We want to give a huge thank you to Diego Xavier who did some amazing research on the food prices in Costa Rice vs the USA. The results may shock some of you!
Over and over I hear people complain about how much higher groceries are here than “back home.” They quote anything from 50% higher to double or triple. But I just don’t see it.
Anecdotal stories are fun, but facts and actual numbers are the real deal. So, I did a big comparison so I would know the truth of it. (I started to say “an exhaustive comparison,” but the only thing exhausted was me after all the calculations.) I did it for me, because, well…because I’m a nerd about these things sometimes. I share it here for you simply because I have the information and because a few people asked me to.
I am certain that there are going to be the folks who want to argue and find fault with what I’m about to present. So let me lay the ground rules that I used to make the comparison:
*I chose to use Publix grocery story as the USA base for comparison—because I was in Florida, because it is a middle of the road store, and because it is a very popular store (and I know many expats who go on and on about how they miss shopping there.

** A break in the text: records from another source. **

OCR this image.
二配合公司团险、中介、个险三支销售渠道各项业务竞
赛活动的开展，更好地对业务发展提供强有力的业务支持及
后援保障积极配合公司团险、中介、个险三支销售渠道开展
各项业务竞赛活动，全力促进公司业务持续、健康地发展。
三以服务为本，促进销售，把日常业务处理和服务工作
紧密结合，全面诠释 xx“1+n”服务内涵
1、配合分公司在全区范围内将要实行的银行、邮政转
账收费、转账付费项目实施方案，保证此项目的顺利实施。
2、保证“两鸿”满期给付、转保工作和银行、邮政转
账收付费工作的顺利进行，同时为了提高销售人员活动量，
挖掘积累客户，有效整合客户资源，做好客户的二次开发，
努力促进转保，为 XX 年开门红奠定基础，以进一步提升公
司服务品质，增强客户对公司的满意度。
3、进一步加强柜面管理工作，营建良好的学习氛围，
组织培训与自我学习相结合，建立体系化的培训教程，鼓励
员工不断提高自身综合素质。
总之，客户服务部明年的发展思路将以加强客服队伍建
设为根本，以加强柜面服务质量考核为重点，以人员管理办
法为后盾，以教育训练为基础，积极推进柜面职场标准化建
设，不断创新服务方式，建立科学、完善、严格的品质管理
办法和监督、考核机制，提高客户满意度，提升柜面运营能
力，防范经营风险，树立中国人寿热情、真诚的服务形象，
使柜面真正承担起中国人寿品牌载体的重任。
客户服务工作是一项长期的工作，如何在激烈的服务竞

*Not everything is always available in every store here, so I did go to three main places in order to get a price for all the items. They were Walmart, Pricesmart, and Automercado. The meat prices for here are from a meat market I use regularly because of the high quality of their beef—it rivals and often surpasses USA beef quality.
*I only compared regular price to regular price. It would be unfair to use sales prices in either country to unfairly bias the results.

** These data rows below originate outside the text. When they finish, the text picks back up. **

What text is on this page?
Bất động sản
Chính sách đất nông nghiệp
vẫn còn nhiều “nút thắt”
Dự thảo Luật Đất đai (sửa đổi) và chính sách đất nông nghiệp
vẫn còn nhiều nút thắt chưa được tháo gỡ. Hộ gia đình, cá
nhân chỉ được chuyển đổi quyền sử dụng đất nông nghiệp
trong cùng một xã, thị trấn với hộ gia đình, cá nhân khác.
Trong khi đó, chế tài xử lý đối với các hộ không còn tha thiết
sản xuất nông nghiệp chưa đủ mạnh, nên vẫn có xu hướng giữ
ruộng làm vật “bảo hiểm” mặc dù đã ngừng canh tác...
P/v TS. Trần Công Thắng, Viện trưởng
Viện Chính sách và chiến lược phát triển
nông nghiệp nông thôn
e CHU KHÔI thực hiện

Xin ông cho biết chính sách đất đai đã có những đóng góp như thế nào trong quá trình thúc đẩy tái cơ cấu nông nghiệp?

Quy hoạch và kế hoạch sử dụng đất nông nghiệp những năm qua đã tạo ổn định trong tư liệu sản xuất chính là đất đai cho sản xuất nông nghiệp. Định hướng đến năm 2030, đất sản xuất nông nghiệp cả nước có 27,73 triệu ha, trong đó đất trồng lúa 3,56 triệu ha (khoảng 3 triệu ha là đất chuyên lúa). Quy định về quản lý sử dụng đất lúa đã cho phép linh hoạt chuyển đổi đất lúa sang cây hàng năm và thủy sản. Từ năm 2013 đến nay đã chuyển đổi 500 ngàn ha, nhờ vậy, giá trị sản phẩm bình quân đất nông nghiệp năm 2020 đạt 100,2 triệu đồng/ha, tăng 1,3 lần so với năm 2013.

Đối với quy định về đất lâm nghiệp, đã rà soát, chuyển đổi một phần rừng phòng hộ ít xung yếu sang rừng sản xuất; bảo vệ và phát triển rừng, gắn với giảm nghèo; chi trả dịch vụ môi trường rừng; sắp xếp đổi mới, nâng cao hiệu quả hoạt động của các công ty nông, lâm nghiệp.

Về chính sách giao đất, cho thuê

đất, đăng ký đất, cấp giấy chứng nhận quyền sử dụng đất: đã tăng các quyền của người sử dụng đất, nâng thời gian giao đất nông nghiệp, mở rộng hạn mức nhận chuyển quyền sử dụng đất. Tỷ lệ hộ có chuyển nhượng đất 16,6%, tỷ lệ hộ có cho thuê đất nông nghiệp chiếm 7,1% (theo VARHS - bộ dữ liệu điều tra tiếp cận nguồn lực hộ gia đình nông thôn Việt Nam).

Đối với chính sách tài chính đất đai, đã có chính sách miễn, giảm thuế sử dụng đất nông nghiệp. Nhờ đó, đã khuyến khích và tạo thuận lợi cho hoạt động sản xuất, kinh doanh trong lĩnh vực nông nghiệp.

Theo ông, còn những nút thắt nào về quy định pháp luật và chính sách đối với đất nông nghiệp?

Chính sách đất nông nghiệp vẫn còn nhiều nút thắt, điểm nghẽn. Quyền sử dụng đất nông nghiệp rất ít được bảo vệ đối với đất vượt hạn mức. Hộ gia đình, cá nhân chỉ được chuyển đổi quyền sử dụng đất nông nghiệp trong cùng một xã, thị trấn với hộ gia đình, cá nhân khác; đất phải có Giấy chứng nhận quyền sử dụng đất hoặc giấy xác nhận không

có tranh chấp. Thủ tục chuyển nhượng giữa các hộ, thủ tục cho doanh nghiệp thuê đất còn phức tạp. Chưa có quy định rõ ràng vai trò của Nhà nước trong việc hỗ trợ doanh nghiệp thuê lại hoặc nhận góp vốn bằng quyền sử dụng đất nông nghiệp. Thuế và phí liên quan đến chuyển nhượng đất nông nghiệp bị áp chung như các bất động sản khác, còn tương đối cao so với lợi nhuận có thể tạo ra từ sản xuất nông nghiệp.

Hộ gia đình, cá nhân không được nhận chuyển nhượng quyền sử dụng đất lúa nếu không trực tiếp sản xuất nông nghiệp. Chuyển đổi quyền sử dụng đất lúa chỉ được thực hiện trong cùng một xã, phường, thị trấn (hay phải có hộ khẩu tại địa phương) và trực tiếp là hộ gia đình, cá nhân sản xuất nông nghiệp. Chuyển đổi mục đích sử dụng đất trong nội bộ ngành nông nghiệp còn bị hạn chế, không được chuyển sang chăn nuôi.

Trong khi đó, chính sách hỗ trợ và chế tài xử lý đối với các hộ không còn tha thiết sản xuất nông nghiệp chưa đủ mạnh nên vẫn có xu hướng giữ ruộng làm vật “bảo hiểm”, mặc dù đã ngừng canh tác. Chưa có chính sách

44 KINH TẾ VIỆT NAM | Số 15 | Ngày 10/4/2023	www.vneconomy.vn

*I had a list of items that I often and/or routinely buy in Costa Rica that I used for the shopping list. As you will see, the list is comprised of things that I use for cooking large meals of high standards, as well as some things for quick or junkier meals. It is in NO WAY “eating rice and beans like a Tico everyday.”
*Many things were exact matches. Where there were differences in size availability, or Imperial measurements versus Metric, I calculated the price per unit (ounces, gram, pound, etc) and made the appropriate relative cost adjustment so everything would be on the up and up.

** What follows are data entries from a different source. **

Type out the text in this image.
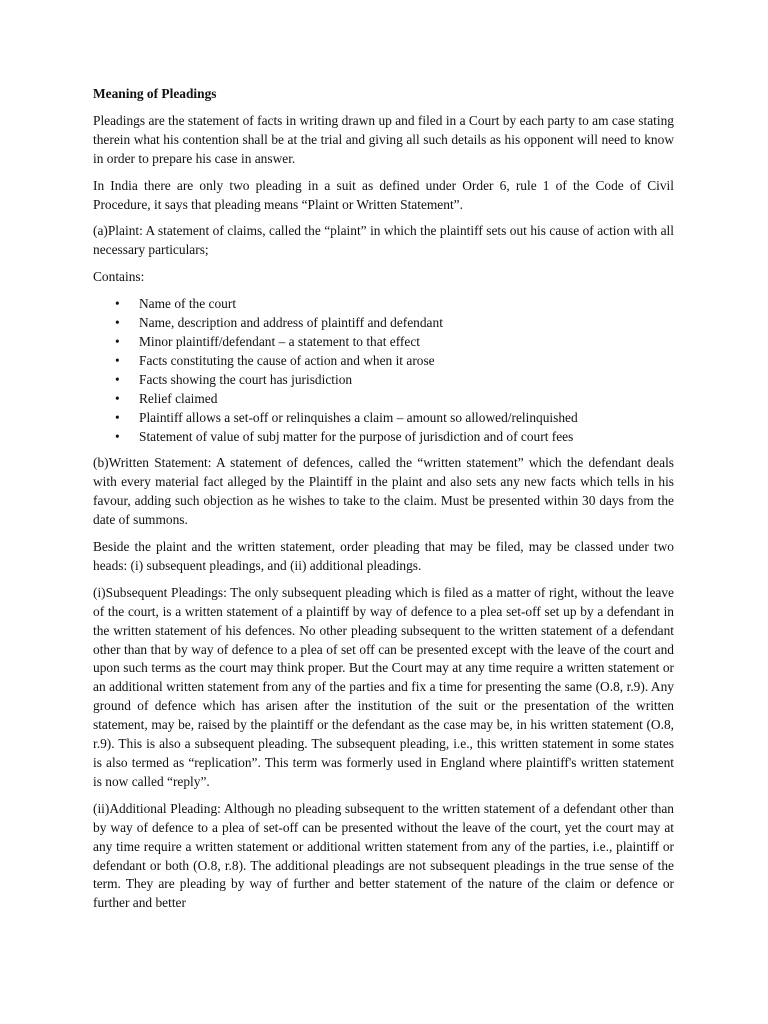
Meaning of Pleadings

Pleadings are the statement of facts in writing drawn up and filed in a Court by each party to am case stating therein what his contention shall be at the trial and giving all such details as his opponent will need to know in order to prepare his case in answer.

In India there are only two pleading in a suit as defined under Order 6, rule 1 of the Code of Civil Procedure, it says that pleading means “Plaint or Written Statement”.

(a)Plaint: A statement of claims, called the “plaint” in which the plaintiff sets out his cause of action with all necessary particulars;

Contains:

• Name of the court
• Name, description and address of plaintiff and defendant
• Minor plaintiff/defendant – a statement to that effect
• Facts constituting the cause of action and when it arose
• Facts showing the court has jurisdiction
• Relief claimed
• Plaintiff allows a set-off or relinquishes a claim – amount so allowed/relinquished
• Statement of value of subj matter for the purpose of jurisdiction and of court fees

(b)Written Statement: A statement of defences, called the “written statement” which the defendant deals with every material fact alleged by the Plaintiff in the plaint and also sets any new facts which tells in his favour, adding such objection as he wishes to take to the claim. Must be presented within 30 days from the date of summons.

Beside the plaint and the written statement, order pleading that may be filed, may be classed under two heads: (i) subsequent pleadings, and (ii) additional pleadings.

(i)Subsequent Pleadings: The only subsequent pleading which is filed as a matter of right, without the leave of the court, is a written statement of a plaintiff by way of defence to a plea set-off set up by a defendant in the written statement of his defences. No other pleading subsequent to the written statement of a defendant other than that by way of defence to a plea of set off can be presented except with the leave of the court and upon such terms as the court may think proper. But the Court may at any time require a written statement or an additional written statement from any of the parties and fix a time for presenting the same (O.8, r.9). Any ground of defence which has arisen after the institution of the suit or the presentation of the written statement, may be, raised by the plaintiff or the defendant as the case may be, in his written statement (O.8, r.9). This is also a subsequent pleading. The subsequent pleading, i.e., this written statement in some states is also termed as “replication”. This term was formerly used in England where plaintiff's written statement is now called “reply”.

(ii)Additional Pleading: Although no pleading subsequent to the written statement of a defendant other than by way of defence to a plea of set-off can be presented without the leave of the court, yet the court may at any time require a written statement or additional written statement from any of the parties, i.e., plaintiff or defendant or both (O.8, r.8). The additional pleadings are not subsequent pleadings in the true sense of the term. They are pleading by way of further and better statement of the nature of the claim or defence or further and better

When I had to choose a different brand, it is noted.
*The exchange rate for the colon has been up and down for buying dollars—anywhere from 595 to 605 recently. So I chose to use the rate that was given on the day that I did the bulk of the of cost comparisons, which was 601.5 to 1.
Now I can already hear some of the Devil’s advocates’ arguments against what they may not like:
“But I would never spend that much to begin with.”—That’s fine, but it doesn’t change the relative costs, just the total amounts.
“But you only went to one store in the States and you went to several here, so you probably picked the best prices here.”—The prices weren’t that much different overall from one place to another. And in order to GET prices for everything that’s what I needed to do.
“But you went to a ‘real’ grocery store in Florida; you should have gone to Walmart in both places.” Maybe, but Walmart is, in my opinion on the scale of things here, on par with shopping at Publix in Florida.
“But we don’t have a Walmart or Pricesmart or Automercado near us, so it isn’t a fair comparison.”—Three quarters of the the population of Costa Rica lives in the Central Valley where access to these stores is relatively easy.
“But we live on the beach, and it’s more expensive here.”—That was your choice…I guess you can’t have your cake and eat it, too.
“But Florida is more expensive than where I came from.”—Could be, but it’s also less expensive than were other people came from. I was just trying to get some basic idea of whether groceries actually cost double or not.
“But you had some expensive things that were outliers, and that unduly affected the total cost.”—There were outliers on both sides so I decided to leave it all, since I buy it all.
“But those prices you listed just are not correct. I’ve never seen those prices here.”—I took pictures of every price tag in both the States and in Costa Rica to have a record. It’s just way too much to have to post 142 pictures to prove every price, so you’ll just have to take my word on it. “But….But….But…..”
Bottom line is this: We spend significantly less on groceries in Costa Rica than we did in in the States. About 30% LESS. Not 50% more. And certainly not double. Maybe you don’t. We do.
I think there are several reasons people say that the costs are so much higher here.
Maybe they’ve lived here for a number of years and remember what prices were when they left the States, but they haven’t kept up with what prices have done in the interim.
Or, maybe they were like us and just never really paid much attention to prices there when income was more disposable. But here we pay better attention to the price and it just seems a lot higher because we never really thought we paid that much before.
Or, maybe people don’t do the actual calculations to be sure of the differences.
Or, maybe people are just repeating what they’ve heard and have never really even thought about it themselves.
Or, maybe they are making a blanket statement for all of Costa Rica based on limited experience in a single area.
Could it be that’s it’s all of those things? Probably.